Do the math and this deal would add $10,000 to Ms. Puerini’s costs if she were to buy a $400,000 home. “I didn’t even know how to answer,” he said.
Mrs. Puerini left the meeting without signing.
Of course, a buyer could ask a seller to cover the commission as a concession, but in a fierce bidding war, adding one more thorny risk to a long list makes a thin offer look weaker.
Banks won’t be terribly helpful either, unless the lending rules change. As Dave Medina, a loan officer for Citywide Home Loans in California, put it, “We’re not going to lend somebody more than what the house is worth.”
Existing lending rules create a problem that didn’t exist before. Buyers always indirectly paid the entire commission — but the cost was included in the sale price and also included in the loan.
And some borrowing restrictions will further complicate matters. For example, veterans loan recipients are prohibited from paying real estate fees or fees under any circumstances. The rule “is as clear as it gets,” Mr. Medina said, adding, “Adapting VA guidelines is not an easy task.”
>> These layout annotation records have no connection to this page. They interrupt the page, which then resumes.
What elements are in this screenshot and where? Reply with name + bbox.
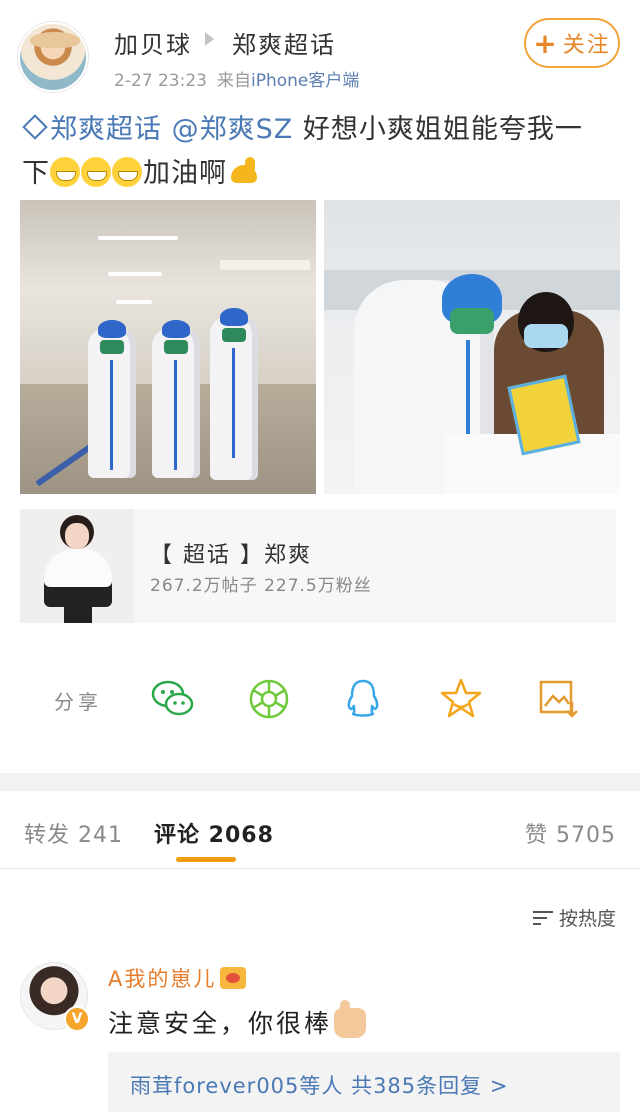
post-body-line1: 好想小爽姐姐能夸我一: [293, 114, 583, 145]
post-source-device: iPhone客户端: [250, 71, 360, 91]
commenter-name-text: A我的崽儿: [108, 967, 217, 991]
post-text: 郑爽超话 @郑爽SZ 好想小爽姐姐能夸我一 下 加油啊: [22, 108, 622, 196]
grin-emoji-icon: [81, 157, 111, 187]
replies-summary-text: 雨茸forever005等人 共385条回复 >: [130, 1074, 509, 1098]
tab-like[interactable]: 赞 5705: [525, 817, 616, 849]
comment-text: 注意安全，你很棒: [108, 1000, 367, 1040]
follow-button[interactable]: + 关注: [524, 18, 620, 68]
topic-card-title: 【 超话 】郑爽: [150, 543, 312, 568]
super-topic-icon: [22, 114, 48, 140]
author-avatar[interactable]: [18, 22, 88, 92]
topic-name[interactable]: 郑爽超话: [232, 25, 336, 60]
sort-by-hot-button[interactable]: 按热度: [532, 904, 616, 931]
fan-crown-badge-icon: [220, 967, 247, 989]
tab-comment[interactable]: 评论 2068: [154, 817, 274, 849]
comment-body: 注意安全，你很棒: [108, 1009, 333, 1038]
post-photo-corridor[interactable]: [20, 200, 316, 494]
interaction-tabs: 转发 241 评论 2068 赞 5705: [0, 791, 640, 869]
sort-icon: [532, 909, 555, 927]
moments-icon[interactable]: [246, 676, 292, 722]
post-body-line2: 下: [22, 158, 50, 189]
arrow-right-icon: [205, 32, 214, 46]
active-tab-indicator: [176, 857, 236, 862]
tab-repost[interactable]: 转发 241: [24, 817, 123, 849]
plus-icon: +: [533, 26, 559, 60]
post-time: 2-27 23:23: [114, 71, 207, 91]
author-name[interactable]: 加贝球: [114, 25, 192, 60]
post-body-tail: 加油啊: [143, 158, 227, 189]
topic-card-stats: 267.2万帖子 227.5万粉丝: [150, 576, 372, 596]
grin-emoji-icon: [50, 157, 80, 187]
flexed-biceps-emoji-icon: [227, 157, 261, 187]
sort-label: 按热度: [558, 908, 616, 930]
share-label: 分享: [54, 690, 102, 714]
super-topic-card[interactable]: 【 超话 】郑爽 267.2万帖子 227.5万粉丝: [20, 509, 616, 623]
save-image-icon[interactable]: [536, 676, 582, 722]
commenter-name[interactable]: A我的崽儿: [108, 963, 247, 993]
wechat-icon[interactable]: [150, 676, 196, 722]
replies-summary[interactable]: 雨茸forever005等人 共385条回复 >: [108, 1052, 620, 1112]
post-header: 加贝球 郑爽超话 2-27 23:23 来自iPhone客户端 + 关注: [0, 0, 640, 100]
post-meta: 2-27 23:23 来自iPhone客户端: [114, 66, 359, 91]
thumbs-up-emoji-icon: [334, 1000, 367, 1038]
verified-badge-icon: V: [64, 1006, 90, 1032]
topic-link[interactable]: 郑爽超话: [50, 114, 162, 145]
grin-emoji-icon: [112, 157, 142, 187]
favorite-star-icon[interactable]: [438, 676, 484, 722]
follow-label: 关注: [562, 33, 611, 58]
post-photo-ward[interactable]: [324, 200, 620, 494]
post-source-prefix: 来自: [216, 71, 251, 91]
topic-thumbnail: [20, 509, 134, 623]
mention-link[interactable]: @郑爽SZ: [172, 114, 294, 145]
qq-icon[interactable]: [340, 676, 386, 722]
section-divider: [0, 773, 640, 791]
Even buyers with conventional loans will face challenges because there are strict limits on the amount of money a seller can credit a buyer at the closing table, too.
Rules from the settlement take effect in mid-July if approved by a judge as expected. Laurie Goodman, founder of the Housing Finance Policy Center at the Urban Institute, expects policymakers and the real estate industry to come up with new guidelines before that deadline. “They are tearing down the existing structure, but there is nothing,” he said. “There will be an adjustment period while the market decides what to do.”